Ram is developing the structure; its customers will help with the rest of the Ram 1500 BEV. (Image: Ram)
Ford has started builds of its battery electric pickup, the F-150 Lightning.
Chevy has announced the Silverado EV, which is scheduled to go rolling out of Factory ZERO and into dealers’ lots in the spring of 2023.
What about Ram?
Well, although they may be late to the party, they may be stylishly, beneficially tardy.

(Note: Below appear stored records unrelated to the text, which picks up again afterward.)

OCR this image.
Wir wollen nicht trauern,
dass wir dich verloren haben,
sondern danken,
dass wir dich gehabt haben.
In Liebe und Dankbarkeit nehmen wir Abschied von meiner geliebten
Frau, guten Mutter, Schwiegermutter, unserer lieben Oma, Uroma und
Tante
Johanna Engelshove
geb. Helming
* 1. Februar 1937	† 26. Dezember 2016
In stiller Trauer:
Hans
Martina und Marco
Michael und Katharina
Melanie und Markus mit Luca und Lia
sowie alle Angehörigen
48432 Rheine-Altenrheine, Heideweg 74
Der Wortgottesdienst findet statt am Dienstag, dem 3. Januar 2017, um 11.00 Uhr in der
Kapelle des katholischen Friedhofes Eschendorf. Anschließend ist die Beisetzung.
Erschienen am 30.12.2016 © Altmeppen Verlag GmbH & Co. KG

Earlier this week the brand, which became a standalone in 2009 (and led to the somewhat confusing “Ram Ram” with the same word for brand and vehicle), announced:
Ram Revolution
Which is a campaign to communicate with potential Ram 1500 BEV owners both physically and digitally.
Mike Koval Jr., Ram Brand CEO–Stellantis:
“Our new Ram Revolution campaign will allow us to engage with consumers in a close and personal way, so we can a gather meaningful feedback, understand their wants and needs and address their concerns--ultimately allowing us to deliver the best electric pickup truck on the market with the Ram 1500 BEV.”
Clever Clinics
Yes, OEMs conduct customer clinics. (Some might argue too many of them.)
This is taking that customer querying to a new level.
Consider: While pickups are pickups and consequently familiar, electric pickups are new, and still will be in 2024, when the Ram 1500 BEV is planned to launch.
So by performing this engagement not only will the potential customers learn about electric vehicles, but the designers and engineers at Stellantis will achieve an understanding of what these people might want.
If you aren’t first, you’ve got to be better.
And this seems to be the strategy at Ram.